Rough heuristics for plan size:

<file_counts>

  • 0-3 files modified: Small task (~10-15% context)
  • 4-6 files modified: Medium task (~20-30% context)
  • 7+ files modified: Large task (~40%+ context) - split this </file_counts>
- Simple CRUD: ~15% per task - Business logic: ~25% per task - Complex algorithms: ~40% per task - Domain modeling: ~35% per task

<two_task_plan>

  • 2 simple tasks: ~30% total Plenty of room
  • 2 medium tasks: ~50% total At target
  • 2 complex tasks: ~80% total Too tight, split </two_task_plan>

<three_task_plan>

  • 3 simple tasks: ~45% total Good
  • 3 medium tasks: ~75% total ⚠️ Pushing it
  • 3 complex tasks: 120% total Impossible, split

Conservative principle: When in doubt, split. Better to have an extra plan than degraded quality. </three_task_plan> </estimating_context>

<atomic_commits>

What we're optimizing for: Beautiful git history where each commit is:

  • Focused (2-3 related changes)
  • Complete (fully implemented, tested)
  • Documented (clear commit message)
  • Reviewable (small enough to understand)
  • Revertable (surgical rollback possible)

Bad git history (large plans):

feat(auth): Complete authentication system
- Added 16 files
- Modified 8 files
- 1200 lines changed
- Contains: models, API, UI, middleware, utilities

Impossible to review, hard to understand, can't revert without losing everything.

Good git history (atomic plans):

feat(auth-01): Add User and Session database models
- Added schema files
- Added migration
- 45 lines changed

feat(auth-02): Implement register and login API endpoints
- Added /api/auth/register
- Added /api/auth/login
- Added JWT utilities
- 120 lines changed

feat(auth-03): Add protected route middleware
- Added middleware/auth.ts
- Added tests
- 60 lines changed

feat(auth-04): Build login and registration forms
- Added LoginForm component
- Added RegisterForm component
- 90 lines changed

Each commit tells a story. Each is reviewable. Each is revertable. This is craftsmanship. </atomic_commits>

<quality_assurance>

The guarantee: When you follow the 2-3 task rule with 50% context target:

  1. Consistency: First task has same quality as last task
  2. Thoroughness: No "I'll complete X concisely" degradation
  3. Documentation: Full context budget for comments/tests
  4. Error handling: Space for proper validation and edge cases
  5. Testing: Room for comprehensive test coverage

The cost: More plans to manage.

The benefit: Consistent excellence. No rework. Clean history. Maintainable code.

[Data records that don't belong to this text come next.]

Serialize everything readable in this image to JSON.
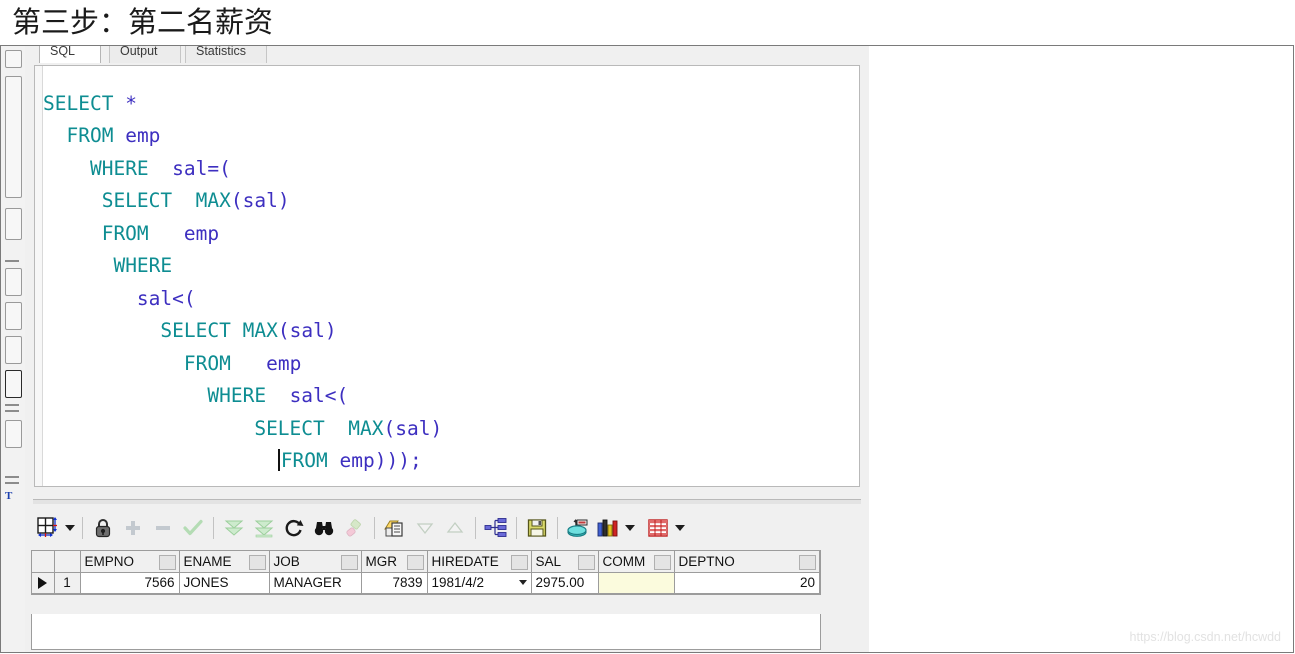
{
  "page": {
    "title": "第三步：第二名薪资",
    "watermark": "https://blog.csdn.net/hcwdd"
  },
  "editor": {
    "tabs": [
      {
        "label": "SQL",
        "active": true
      },
      {
        "label": "Output",
        "active": false
      },
      {
        "label": "Statistics",
        "active": false
      }
    ],
    "sql_lines": [
      "SELECT *",
      "  FROM emp",
      "    WHERE  sal=(",
      "     SELECT  MAX(sal)",
      "     FROM   emp",
      "      WHERE",
      "        sal<(",
      "          SELECT MAX(sal)",
      "            FROM   emp",
      "              WHERE  sal<(",
      "                  SELECT  MAX(sal)",
      "                    FROM emp)));"
    ],
    "caret_line": 11,
    "colors": {
      "keyword": "#0e8d92",
      "identifier": "#3d2fc0",
      "background": "#ffffff"
    }
  },
  "toolbar": {
    "items": [
      {
        "name": "grid-layout-icon",
        "label": "Grid"
      },
      {
        "name": "grid-layout-dropdown",
        "label": "Grid options"
      },
      {
        "name": "lock-icon",
        "label": "Lock"
      },
      {
        "name": "insert-row-icon",
        "label": "Insert record"
      },
      {
        "name": "delete-row-icon",
        "label": "Delete record"
      },
      {
        "name": "post-changes-icon",
        "label": "Post changes"
      },
      {
        "name": "fetch-next-page-icon",
        "label": "Fetch next page"
      },
      {
        "name": "fetch-last-page-icon",
        "label": "Fetch last page"
      },
      {
        "name": "refresh-icon",
        "label": "Refresh"
      },
      {
        "name": "find-icon",
        "label": "Find"
      },
      {
        "name": "clear-filter-icon",
        "label": "Clear filter"
      },
      {
        "name": "copy-to-clipboard-icon",
        "label": "Copy to clipboard"
      },
      {
        "name": "sort-descending-icon",
        "label": "Sort descending"
      },
      {
        "name": "sort-ascending-icon",
        "label": "Sort ascending"
      },
      {
        "name": "query-builder-icon",
        "label": "Query builder"
      },
      {
        "name": "save-icon",
        "label": "Save"
      },
      {
        "name": "export-data-icon",
        "label": "Export data"
      },
      {
        "name": "chart-icon",
        "label": "Chart"
      },
      {
        "name": "chart-dropdown",
        "label": "Chart options"
      },
      {
        "name": "report-icon",
        "label": "Report"
      },
      {
        "name": "report-dropdown",
        "label": "Report options"
      }
    ]
  },
  "results": {
    "columns": [
      "EMPNO",
      "ENAME",
      "JOB",
      "MGR",
      "HIREDATE",
      "SAL",
      "COMM",
      "DEPTNO"
    ],
    "rows": [
      {
        "row_number": "1",
        "selected": true,
        "EMPNO": "7566",
        "ENAME": "JONES",
        "JOB": "MANAGER",
        "MGR": "7839",
        "HIREDATE": "1981/4/2",
        "SAL": "2975.00",
        "COMM": "",
        "DEPTNO": "20"
      }
    ],
    "highlight_color": "#fbfbdd"
  }
}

The trade-off is worth it. </quality_assurance>

2-3 tasks, 50% context target:

  • All tasks: Peak quality
  • Git: Atomic, surgical commits
  • Quality: Consistent excellence
  • Autonomous plans: Subagent execution (fresh context)

The principle: Aggressive atomicity. More plans, smaller scope, consistent quality.

The rule: If in doubt, split. Quality over consolidation. Always.